A single-family office (SFO) serves one family exclusively, typically requiring $100M+ in assets. A multi-family office (MFO) serves multiple families with shared infrastructure, accessible starting at $25-50 million. SFOs offer full customization but higher costs. MFOs trade some customization for better economics and institutional deal access.

How many households could benefit from family office services but can't access them?

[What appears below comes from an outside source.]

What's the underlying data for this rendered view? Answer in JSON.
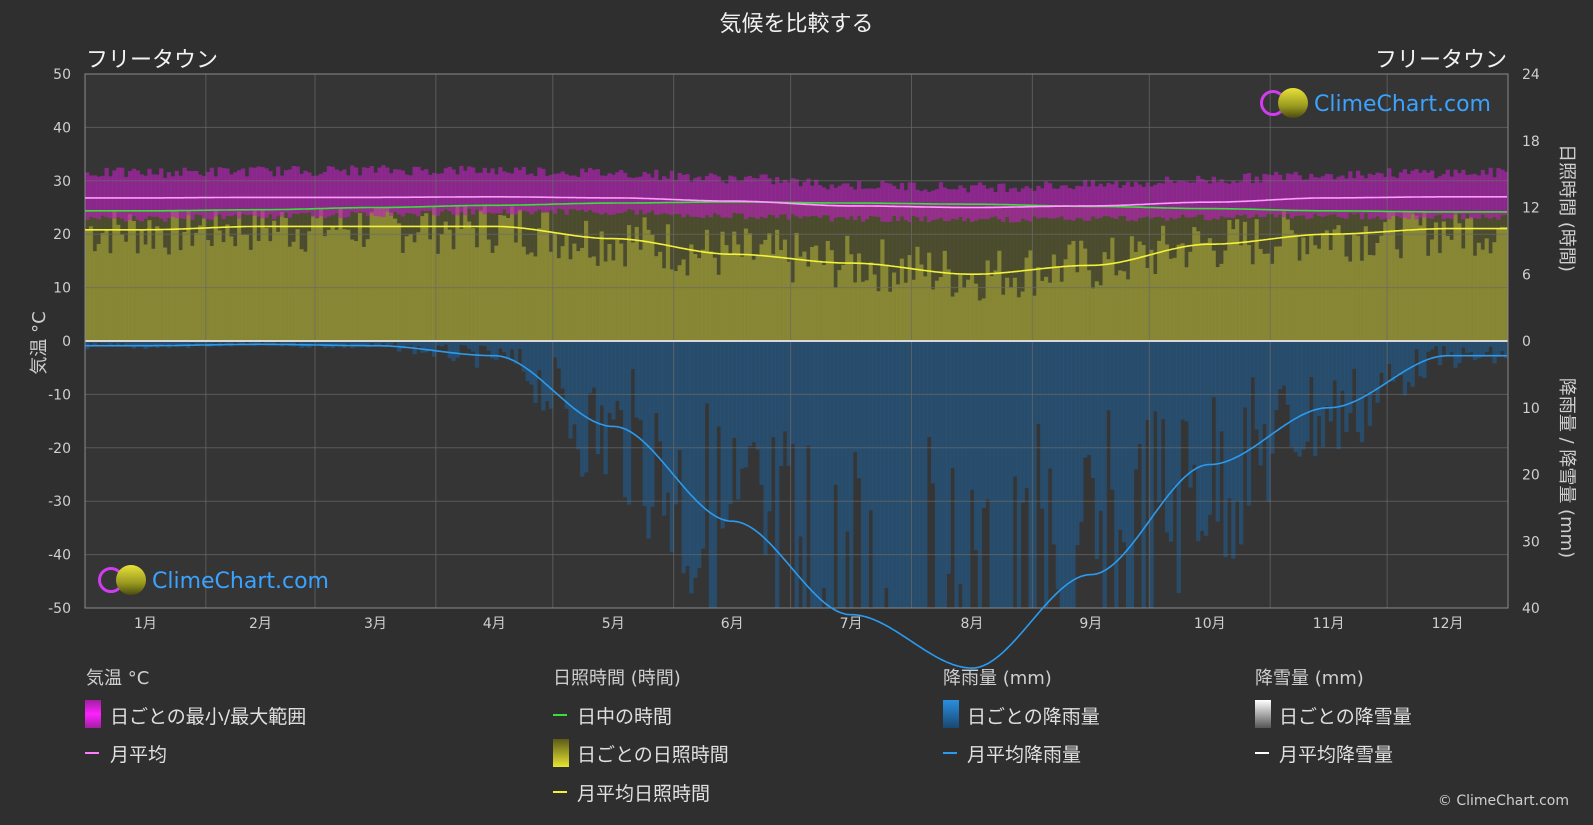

An estimated 3.4 million U.S. households have $5 million or more in financial assets, controlling $49 trillion in wealth (Cerulli Associates 2024). With traditional family office minimums at $50-100 million, millions of financially complex households have no access to coordinated, family-office-grade planning. Virtual family office platforms and technology-first approaches are beginning to fill this gap.


Cite This Page

Recommended citation

X1 Wealth. "Family Office Statistics 2026." Updated 2026-03-14. https://x1wealth.com/statistics/family-office-statistics

Sources

  1. Deloitte — Family Office Insights Series, Global Edition 2024
  2. J.P. Morgan — 2026 Global Family Office Report
  3. UBS — Global Family Office Report 2024
  4. Campden Wealth / RBC — North America Family Office Report 2025
  5. Campden Wealth — North America Family Office Report 2024
  6. Cerulli Associates — U.S. Household Financial Wealth 2024
  7. Citi — 2025 Global Family Office Report
  8. Research Nester — Family Office Market Size & Share, Growth Trends 2035
  9. UBS — Global Wealth Report 2025 (millionaire population)

Methodology

  • We aggregate family office population, AUM, and operational data from the primary industry reports listed above.
  • Where sources report different figures for the same metric (e.g., total AUM), we present both with clear attribution rather than choosing one.
  • Survey-based metrics (J.P. Morgan, UBS, Campden Wealth) reflect their respondent populations, which skew toward larger single-family offices.
  • U.S. household wealth data comes from Cerulli Associates and UBS, which use different methodologies. Ranges are presented where appropriate.
  • Currency figures are in nominal USD unless otherwise noted.

Update Cadence

Reviewed quarterly. When a source publishes a newer release, we replace the affected figures and update the timestamp above. The next scheduled review is July 2026 following the expected release of Deloitte's 2025 update and J.P. Morgan's mid-year data.

Compliance note

These statistics are for general informational purposes only and do not constitute financial, investment, or tax advice. Data is aggregated from third-party reports and may not reflect your individual situation. Consult a qualified financial professional before making investment decisions.